A cafeteria/take-out restaurant serves ice cream cups with a plastic spoon. But what if, instead of a half cent plain plastic spoon, the ice cream came with a 25 cent spoon that was a work of art? People would remember that. The rest of their eating experience could have been mundane, the food might have been a bit overpriced, the service might have been adequate, but people will remember that restaurant as extraordinary because their closing experience was such a memorable moment.
Chip Heath and Dan Heath describe building memorable moments in The Power of Moments: Why Certain experiences Have Extraordinary Impact.
“When we assess our experiences, we don’t average our minute-by-minute sensations. Rather, we tend to remember flagship moments: the peaks, the pits, and the transitions. We should be engineering what we do, not for the whole experience, but to give the peak experiences that people will remember.”
Donald Trump is the par excellence of creating memorable moments. Sending a planeload of people to Panama monopolizes media.
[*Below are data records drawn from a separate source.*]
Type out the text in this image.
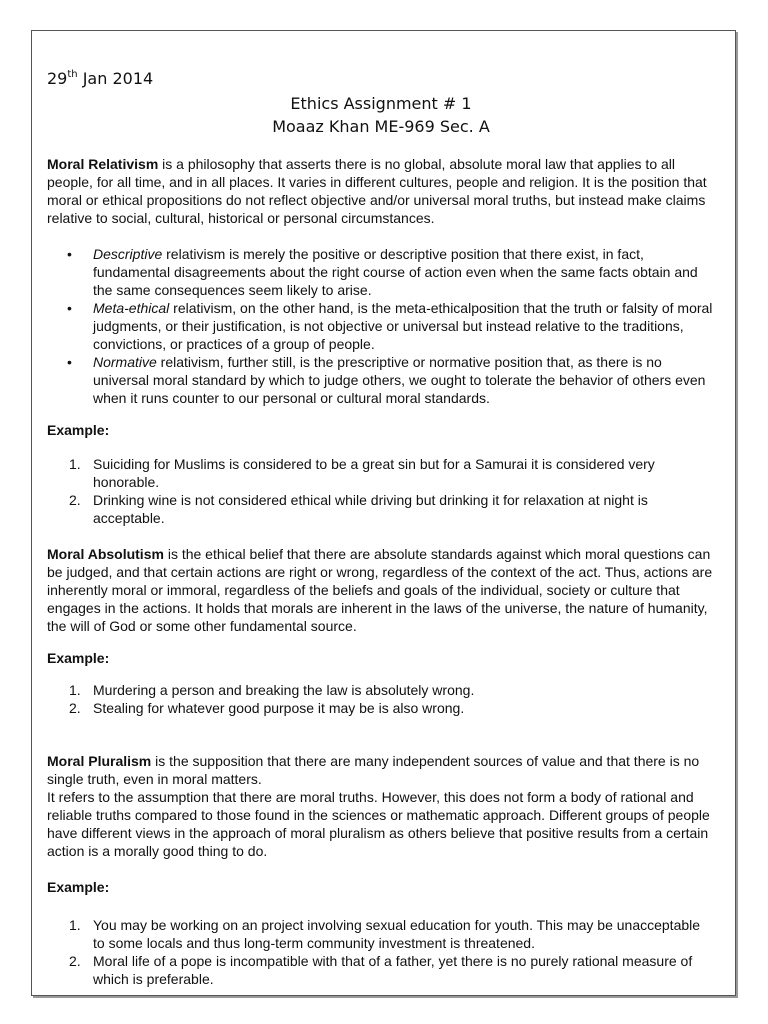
29th Jan 2014
Ethics Assignment # 1
Moaaz Khan ME-969 Sec. A

Moral Relativism is a philosophy that asserts there is no global, absolute moral law that applies to all people, for all time, and in all places. It varies in different cultures, people and religion. It is the position that moral or ethical propositions do not reflect objective and/or universal moral truths, but instead make claims relative to social, cultural, historical or personal circumstances.

• Descriptive relativism is merely the positive or descriptive position that there exist, in fact, fundamental disagreements about the right course of action even when the same facts obtain and the same consequences seem likely to arise.
• Meta-ethical relativism, on the other hand, is the meta-ethicalposition that the truth or falsity of moral judgments, or their justification, is not objective or universal but instead relative to the traditions, convictions, or practices of a group of people.
• Normative relativism, further still, is the prescriptive or normative position that, as there is no universal moral standard by which to judge others, we ought to tolerate the behavior of others even when it runs counter to our personal or cultural moral standards.

Example:

1. Suiciding for Muslims is considered to be a great sin but for a Samurai it is considered very honorable.
2. Drinking wine is not considered ethical while driving but drinking it for relaxation at night is acceptable.

Moral Absolutism is the ethical belief that there are absolute standards against which moral questions can be judged, and that certain actions are right or wrong, regardless of the context of the act. Thus, actions are inherently moral or immoral, regardless of the beliefs and goals of the individual, society or culture that engages in the actions. It holds that morals are inherent in the laws of the universe, the nature of humanity, the will of God or some other fundamental source.

Example:

1. Murdering a person and breaking the law is absolutely wrong.
2. Stealing for whatever good purpose it may be is also wrong.

Moral Pluralism is the supposition that there are many independent sources of value and that there is no single truth, even in moral matters.

It refers to the assumption that there are moral truths. However, this does not form a body of rational and reliable truths compared to those found in the sciences or mathematic approach. Different groups of people have different views in the approach of moral pluralism as others believe that positive results from a certain action is a morally good thing to do.

Example:

1. You may be working on an project involving sexual education for youth. This may be unacceptable to some locals and thus long-term community investment is threatened.
2. Moral life of a pope is incompatible with that of a father, yet there is no purely rational measure of which is preferable.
The story has everything: illegal immigrants, Panama bending to Trump after he threatened them, airplanes, military, international relations.
If you are anti-Trump, sending a planeload of African and Asian people in shackles and locking them in a jail with no access to anyone resources, maybe even starving them, separating them from their families, while they wait for some next indignity or death grabs your attention and fans your disgust, anger, and anxiety.
If you are pro-Trump, you see all over the media how he is dealing with immigration, which reinforces your view that he is solving the problems of violence and job-stealing by purging the country of their causes.
Each side is captivated by the incident and creates a story that bolsters their beliefs.
Our brains create stories as shortcuts so that we can rapidly make sense of situations. Those stories are just shortcuts. They are not truth, but we treat them as truth and we act on them.
Remember, this is a made for media, made for outrage event. It’s one event. It’s like evaluating a whole restaurant experience on the basis of a plastic spoon. Even if the stakes are bigger.
Drumpf has lots of guidance for distractions while they dismantle the US Government from the Heritage Foundation’s 30 years of prep. They would have tried all this in 2016, but he jumped out too fast and stumbled before they could get setup. Now, they have his tax returns, the other branches, the media, and the fires are raging.